Indiana Michigan Power to Retire PlantPosted: Updated:
Indiana Michigan Power is following through on plans to end operations at an Indiana power plant. The utility says the generating units in Lawrenceburg will be shutdown by mid-2015. The decision is expected to affect approximately 115 workers. It originally announced the plan in 2011, but reached an agreement two years later to review an option to keep the plant online.
Parent company American Electric Power says the final decision is based on resource needs and environmental compliance costs.
September 17, 2013
Fort Wayne, Ind. - American Electric Power (NYSE: AEP) operating unit Indiana Michigan Power today announced that it will retire the 500-megawatt (MW) coal-fueled Tanners Creek 4 generating unit in Lawrenceburg, Ind., along with the other generating units at the plant.
The decision to retire Tanners Creek Units 1 – 3 (495 MW) by mid-2015 was announced in June 2011. An agreement reached in February 2013 provided the option of refueling or retiring Tanners Creek 4. Extensive analysis determined that projections for limited electricity demand growth, combined with the amount of generation currently available to serve Indiana Michigan customers, make it financially unfeasible to refuel Tanners Creek 4. All four generating units at Tanners Creek will be retired by mid-2015.
"The decision to retire Tanners Creek 4 was made as part of our ongoing analysis of resource needs and environment compliance costs as part of our disciplined approach to capital investment. Based on relatively flat electricity demand and the fact that our Indiana Michigan customers don’t need additional generation at this time, we've determined that the cost of refueling Tanners Creek 4 is not the right capital investment," said Nicholas K. Akins, AEP president and chief executive officer.
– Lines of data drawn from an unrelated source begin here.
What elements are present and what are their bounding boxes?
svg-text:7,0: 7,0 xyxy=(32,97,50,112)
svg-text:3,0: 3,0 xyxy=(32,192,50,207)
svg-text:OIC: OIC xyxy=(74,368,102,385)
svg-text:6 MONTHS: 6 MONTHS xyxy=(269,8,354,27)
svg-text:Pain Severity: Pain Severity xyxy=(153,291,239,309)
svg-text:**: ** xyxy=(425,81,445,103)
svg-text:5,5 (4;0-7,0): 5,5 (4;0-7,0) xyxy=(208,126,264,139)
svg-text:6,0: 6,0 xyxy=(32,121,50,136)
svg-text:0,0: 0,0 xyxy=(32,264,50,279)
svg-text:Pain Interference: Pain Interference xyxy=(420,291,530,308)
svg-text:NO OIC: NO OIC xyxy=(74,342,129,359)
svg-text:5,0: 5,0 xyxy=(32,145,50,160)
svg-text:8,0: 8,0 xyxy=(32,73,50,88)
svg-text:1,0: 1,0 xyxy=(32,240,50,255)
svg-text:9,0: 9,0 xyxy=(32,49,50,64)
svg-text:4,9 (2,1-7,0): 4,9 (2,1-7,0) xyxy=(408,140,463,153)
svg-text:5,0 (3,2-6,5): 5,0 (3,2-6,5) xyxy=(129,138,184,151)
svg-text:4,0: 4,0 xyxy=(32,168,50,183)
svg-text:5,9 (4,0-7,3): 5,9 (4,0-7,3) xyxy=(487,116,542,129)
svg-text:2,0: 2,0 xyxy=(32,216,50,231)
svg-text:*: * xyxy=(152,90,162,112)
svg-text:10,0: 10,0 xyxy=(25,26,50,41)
The retirement of Tanners Creek 4 does not impact AEP’s 2013 operating earnings guidance range of $3.05 to $3.25 per share, and the company still expects to deliver an earnings growth rate of 4 to 6 percent off of 2013 operating earnings guidance. Indiana Michigan Power currently recovers Tanners Creek Plant costs in its rates and plans to seek appropriate regulatory approvals to recover its costs going forward.
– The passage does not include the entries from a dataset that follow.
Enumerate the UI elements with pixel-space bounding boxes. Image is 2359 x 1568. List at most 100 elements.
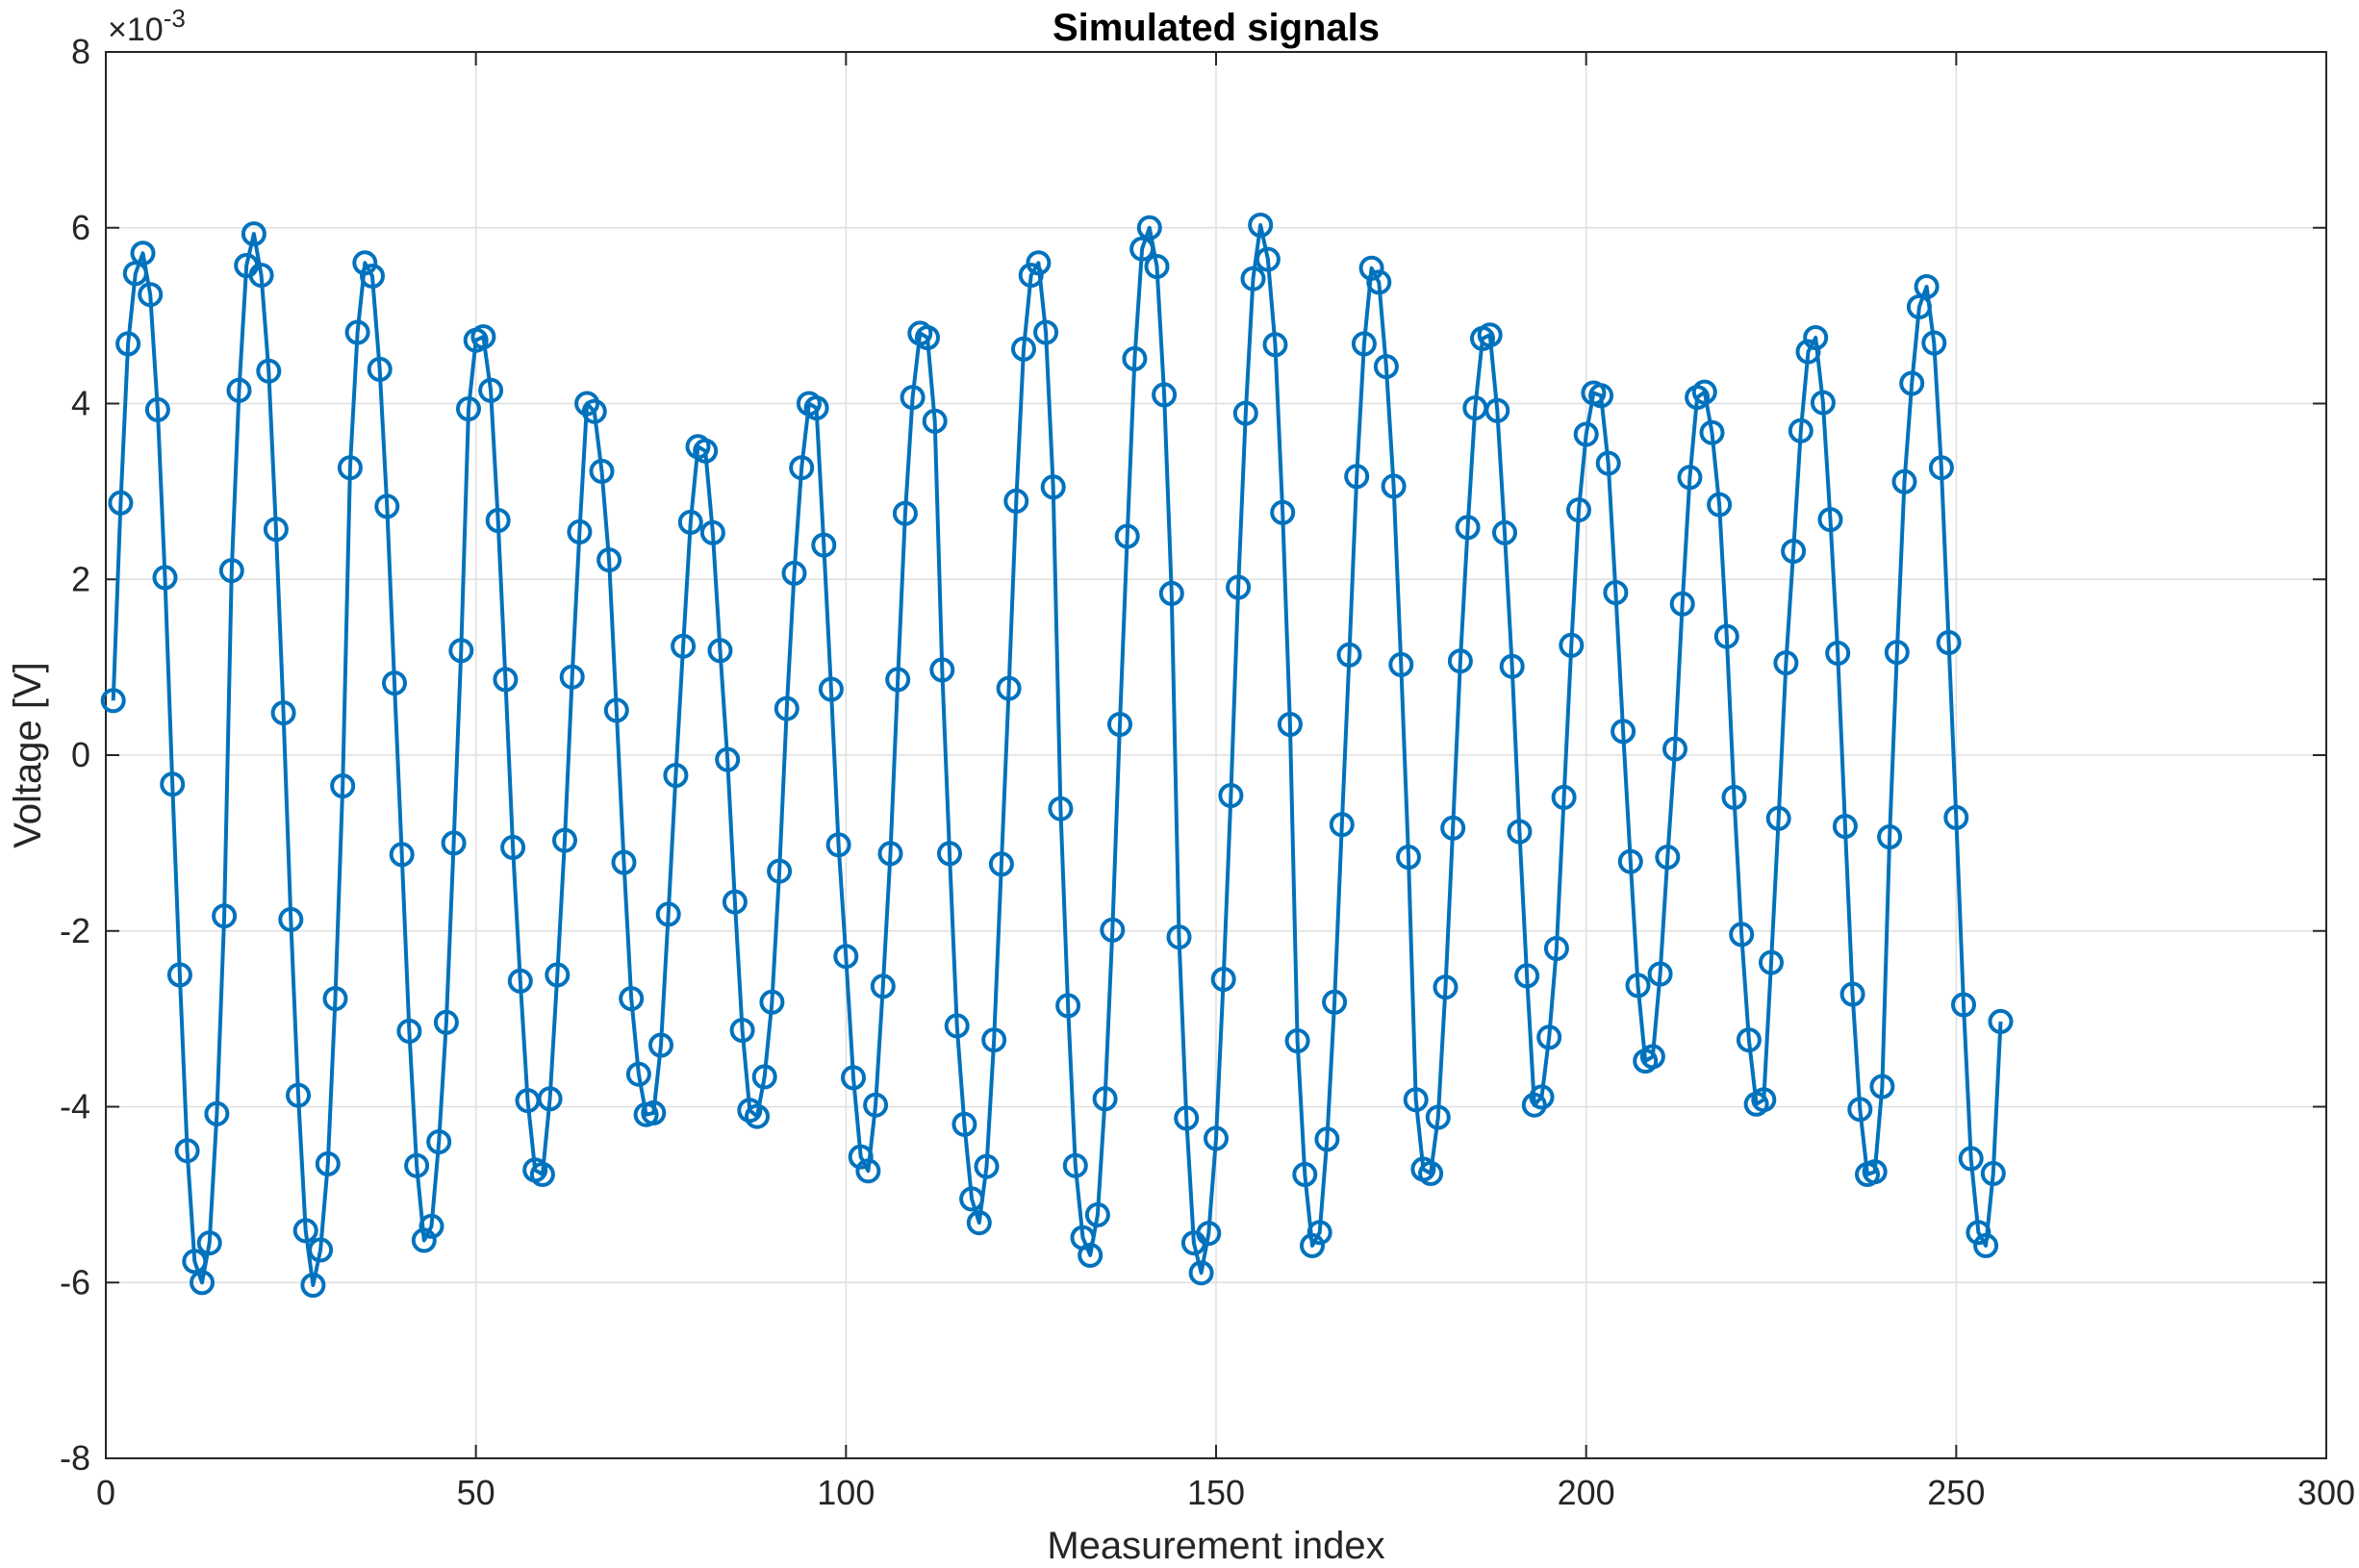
data-point bbox=[818, 676, 844, 702]
data-point bbox=[1300, 1232, 1325, 1258]
data-point bbox=[270, 700, 296, 726]
data-point bbox=[1136, 215, 1162, 240]
data-point bbox=[426, 1129, 452, 1154]
data-point bbox=[944, 1013, 970, 1039]
data-point bbox=[699, 519, 725, 545]
data-point bbox=[981, 1027, 1007, 1053]
data-point bbox=[286, 1082, 311, 1108]
data-point bbox=[1344, 464, 1370, 490]
data-point bbox=[1122, 345, 1148, 371]
data-point bbox=[152, 565, 178, 591]
data-point bbox=[1425, 1104, 1451, 1130]
data-point bbox=[352, 250, 378, 276]
data-point bbox=[1847, 1097, 1873, 1123]
data-point bbox=[745, 1103, 770, 1129]
data-point bbox=[988, 851, 1014, 877]
data-point bbox=[767, 858, 793, 884]
data-point bbox=[619, 986, 645, 1012]
data-point bbox=[1026, 250, 1052, 276]
data-point bbox=[1817, 507, 1843, 533]
data-point bbox=[855, 1158, 881, 1184]
data-point bbox=[1795, 339, 1821, 365]
data-point bbox=[1803, 325, 1829, 350]
data-point bbox=[1862, 1159, 1888, 1185]
data-point bbox=[144, 396, 170, 422]
data-point bbox=[1292, 1161, 1318, 1187]
data-point bbox=[1018, 263, 1044, 289]
data-point bbox=[1373, 354, 1399, 380]
data-point bbox=[322, 986, 348, 1012]
data-point bbox=[1973, 1232, 1999, 1258]
data-point bbox=[130, 240, 156, 266]
data-point bbox=[625, 1061, 651, 1087]
data-point bbox=[1595, 450, 1621, 476]
data-point bbox=[470, 324, 496, 350]
data-point bbox=[1573, 421, 1599, 447]
data-point bbox=[1921, 330, 1947, 356]
data-point bbox=[493, 667, 519, 693]
data-point bbox=[166, 962, 192, 988]
data-point bbox=[1914, 274, 1940, 299]
data-point bbox=[1107, 712, 1132, 737]
data-point bbox=[589, 458, 615, 484]
data-point bbox=[848, 1144, 874, 1170]
data-point bbox=[256, 358, 282, 384]
data-point bbox=[803, 395, 829, 421]
data-point bbox=[1381, 473, 1407, 499]
y-tick-label: -2 bbox=[60, 911, 90, 950]
data-point bbox=[1625, 973, 1651, 999]
data-point bbox=[789, 455, 815, 481]
data-point bbox=[1270, 499, 1296, 525]
data-point bbox=[1759, 949, 1784, 975]
data-point bbox=[922, 408, 948, 434]
data-point bbox=[367, 356, 393, 382]
data-point bbox=[160, 771, 186, 797]
data-point bbox=[300, 1273, 326, 1298]
data-point bbox=[1936, 630, 1962, 655]
data-point bbox=[1055, 993, 1081, 1019]
data-point bbox=[248, 263, 274, 289]
data-point bbox=[966, 1210, 992, 1236]
data-point bbox=[655, 901, 681, 927]
data-point bbox=[396, 1018, 422, 1044]
data-point bbox=[1084, 1201, 1110, 1227]
data-point bbox=[1639, 1044, 1665, 1070]
data-point bbox=[1078, 1242, 1103, 1268]
data-point bbox=[1455, 515, 1481, 541]
data-point bbox=[1514, 963, 1540, 989]
data-point bbox=[138, 282, 164, 308]
data-point bbox=[1899, 370, 1925, 396]
data-point bbox=[115, 331, 141, 357]
data-point bbox=[500, 834, 526, 860]
data-point bbox=[1677, 465, 1703, 491]
tick-marks bbox=[105, 51, 2327, 1459]
data-point bbox=[1559, 632, 1585, 658]
data-point bbox=[1277, 712, 1303, 737]
data-point bbox=[677, 509, 703, 535]
data-point bbox=[1958, 1146, 1984, 1172]
data-point bbox=[663, 763, 689, 788]
data-point bbox=[641, 1100, 667, 1125]
data-point bbox=[374, 493, 400, 519]
data-point bbox=[1284, 1028, 1310, 1053]
data-point bbox=[1129, 236, 1155, 262]
data-point bbox=[389, 842, 415, 868]
data-point bbox=[1336, 642, 1362, 668]
data-point bbox=[1447, 648, 1473, 674]
data-point bbox=[1152, 382, 1178, 408]
y-tick-label: -6 bbox=[60, 1262, 90, 1302]
data-point bbox=[1884, 640, 1910, 666]
data-point bbox=[559, 664, 585, 690]
data-point bbox=[226, 377, 252, 403]
data-point bbox=[1980, 1160, 2006, 1186]
data-point bbox=[1033, 319, 1059, 345]
data-point bbox=[1529, 1084, 1555, 1110]
data-point bbox=[915, 325, 940, 350]
data-point bbox=[715, 746, 741, 772]
data-point bbox=[751, 1064, 777, 1090]
data-point bbox=[448, 638, 474, 664]
data-point bbox=[1691, 379, 1717, 405]
data-point bbox=[308, 1237, 334, 1263]
data-point bbox=[1218, 783, 1244, 808]
y-tick-label: 8 bbox=[71, 32, 90, 71]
“Tanners Creek Plant has served Indiana Michigan customers well for many decades,” said Paul Chodak III, Indiana Michigan Power president and chief operating officer. “However, the plant’s age, combined with new environmental regulations, our successful energy efficiency programs and the fact that we currently don’t need additional generation make retirement the best decision for our customers. We are mindful of the impact of this decision on the employees at Tanners Creek and will work with them as they manage their way through this transition."
Approximately 115 employees working at Tanners Creek Plant will be impacted by the plant closure. AEP will work to find job opportunities for displaced employees at other AEP facilities. Employees whose positions are eliminated and who do not find another position with the company will be considered for severance benefits.
Indiana Michigan Power (I&M) is headquartered in Fort Wayne, and its 2,500 employees serve more than 582,000 customers. It operates 3,595 MW of coal-fired generation in Indiana, 2,110 MW of nuclear generation in Michigan and 22 MW of hydro generation in both states. The company also provides its customers 250 MW of purchased wind generation.
I&M is a unit of American Electric Power (NYSE: AEP), one of the largest electric utilities in the United States, delivering electricity to more than 5 million customers in 11 states. AEP ranks among the nation’s largest generators of electricity, owning nearly 39,000 megawatts of generating capacity in the U.S. AEP also owns the nation’s largest electricity transmission system, a nearly 39,000-mile network that includes more 765-kilovolt extra-high voltage transmission lines than all other U.S. transmission systems combined. AEP’s transmission system directly or indirectly serves about 10 percent of the electricity demand in the Eastern Interconnection, the interconnected transmission system that covers 38 eastern and central U.S. states and eastern Canada, and approximately 11 percent of the electricity demand in ERCOT, the transmission system that covers much of Texas. AEP’s utility units operate as AEP Ohio, AEP Texas, Appalachian Power (in Virginia and West Virginia), AEP Appalachian Power (in Tennessee), Indiana Michigan Power, Kentucky Power, Public Service Company of Oklahoma, and Southwestern Electric Power Company (in Arkansas, Louisiana and east Texas). AEP’s headquarters are in Columbus, Ohio.